Waldenström's macroglobulinemia is included in the mature B-cell lymphatic neoplasms lymphatic neoplasms . It is a lymphoplasmacytic B-cell lymphoma with secretion of an IgM-paraprotein. Morphologically, there is an infiltration of small lymphocytes, lymphoplasmacytic elements and plasma cells. If IgM values are high, a hyperviscosity syndrome may occur. Waldenström's macroglobulinemia is rare.

Even less frequent are lymphoplasmacytic lymphomas secreting IgG or IgA. In these, hyperviscosity syndrome does not occur.


Clinical picture:
Hyperviscosity syndrome, which can occur with high IgM concentrations, is typical for Waldenström's macroglobulinemia. Common symptoms include confusion, visual impairment and other neurological symptoms. Enlarged lymph nodes and hepatosplenomegaly are also common. Therapy consists of plasmapheresis as well as chemotherapy.
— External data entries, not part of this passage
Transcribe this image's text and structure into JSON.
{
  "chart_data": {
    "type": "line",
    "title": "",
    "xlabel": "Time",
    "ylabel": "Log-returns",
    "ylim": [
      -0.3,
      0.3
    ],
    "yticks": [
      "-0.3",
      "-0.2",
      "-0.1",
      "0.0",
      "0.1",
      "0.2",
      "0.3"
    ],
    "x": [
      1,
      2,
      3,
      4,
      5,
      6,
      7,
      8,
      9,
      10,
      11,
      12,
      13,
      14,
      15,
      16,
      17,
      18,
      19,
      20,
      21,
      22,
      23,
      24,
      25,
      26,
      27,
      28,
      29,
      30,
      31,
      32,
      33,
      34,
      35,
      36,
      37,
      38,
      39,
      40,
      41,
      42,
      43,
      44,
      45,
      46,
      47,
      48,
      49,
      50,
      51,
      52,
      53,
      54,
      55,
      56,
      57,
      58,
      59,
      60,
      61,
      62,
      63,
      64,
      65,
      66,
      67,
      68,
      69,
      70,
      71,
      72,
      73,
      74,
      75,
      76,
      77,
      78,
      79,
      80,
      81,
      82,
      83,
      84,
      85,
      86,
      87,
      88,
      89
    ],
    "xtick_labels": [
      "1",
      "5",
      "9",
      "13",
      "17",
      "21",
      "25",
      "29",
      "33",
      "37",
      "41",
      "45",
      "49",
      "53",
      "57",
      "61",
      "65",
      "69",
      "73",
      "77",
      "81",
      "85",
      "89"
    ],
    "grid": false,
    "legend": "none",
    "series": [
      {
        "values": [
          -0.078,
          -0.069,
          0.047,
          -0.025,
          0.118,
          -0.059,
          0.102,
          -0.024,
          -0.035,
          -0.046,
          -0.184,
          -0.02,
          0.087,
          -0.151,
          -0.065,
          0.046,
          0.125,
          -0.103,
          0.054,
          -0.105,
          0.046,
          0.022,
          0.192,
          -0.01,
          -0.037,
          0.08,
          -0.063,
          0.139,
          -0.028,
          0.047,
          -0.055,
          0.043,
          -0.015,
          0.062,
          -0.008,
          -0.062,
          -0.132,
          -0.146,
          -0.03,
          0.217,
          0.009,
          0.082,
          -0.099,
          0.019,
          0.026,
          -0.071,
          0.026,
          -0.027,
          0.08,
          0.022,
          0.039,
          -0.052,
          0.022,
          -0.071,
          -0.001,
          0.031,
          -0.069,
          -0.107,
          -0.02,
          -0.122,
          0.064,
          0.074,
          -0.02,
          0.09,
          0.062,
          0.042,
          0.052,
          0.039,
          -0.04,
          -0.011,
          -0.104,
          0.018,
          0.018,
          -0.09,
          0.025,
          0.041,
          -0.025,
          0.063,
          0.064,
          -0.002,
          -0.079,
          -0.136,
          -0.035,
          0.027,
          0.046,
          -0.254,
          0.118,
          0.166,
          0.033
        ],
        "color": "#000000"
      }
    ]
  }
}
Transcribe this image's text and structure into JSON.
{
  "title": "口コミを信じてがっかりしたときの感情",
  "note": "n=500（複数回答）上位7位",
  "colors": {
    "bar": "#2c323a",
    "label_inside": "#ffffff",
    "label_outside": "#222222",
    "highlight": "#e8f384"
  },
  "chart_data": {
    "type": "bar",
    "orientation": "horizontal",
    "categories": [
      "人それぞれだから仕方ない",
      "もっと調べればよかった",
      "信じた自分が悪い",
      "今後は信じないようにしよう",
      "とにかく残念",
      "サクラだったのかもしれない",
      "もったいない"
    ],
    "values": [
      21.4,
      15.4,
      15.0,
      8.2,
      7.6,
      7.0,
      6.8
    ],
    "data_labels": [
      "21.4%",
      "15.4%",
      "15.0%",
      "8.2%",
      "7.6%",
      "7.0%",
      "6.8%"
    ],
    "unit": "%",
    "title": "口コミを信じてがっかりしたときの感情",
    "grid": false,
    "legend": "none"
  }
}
Lymphoplasmacytic lymphomas mostly infiltrate the bone marrow. In 15-30% of the cases, there is a splenomegaly, lymphadenopathy and hepatosplenomegaly. The lymphoma has typically a slowly progressing course with only few and mild symptoms. Patients suffer weakness, fatigue, anemia and less frequently from thrombocytopenia and neutropenia. The IgM-paraprotein can lead to cryoglobulinemia, autoimmune phenomena and gastrointestinal deposition of paraproteins with diarrhea.


Anemia, thrombocytopenia and neutropenia of various degrees occur due to the replacement of normal hematopoiesis by the lymphoplasmacytic elements. In the peripheral blood, an increase of lymphoplasmacytic lymphocytes may be observed.


Bone marrow:

The bone marrow is almost always affected. There is a nodular, diffuse or interstitial infiltration by lymphoplasmacytic elements. These consist in small lymphocytes, lymphoplasmacytic transitional forms and plasma cells. Para-trabecular infiltrations are typical. Mast cells are often increased. Occasionally, so called Dutcher-bodies are seen above the nuclei of the lymphoplasmacytic elements. These are cytoplasmic inclusions containing immunoglobulins.



By immunophenotyping, this lymphoma is characterized by a positive reaction for CD19, CD20, CD22, CD79a, CD79b, CD27 and FMC7 as well as frequently for CD25 and CD38. CD5, CD10, CD103 and CD23 are mostly negative. The plasma cells express CD138. The mutation L265P of gene MYD88 is found in the majority of lymphoplasmacytic lymphomas, but only sporadically in other B-cell-lymphomas. It can be demonstrated by PCR.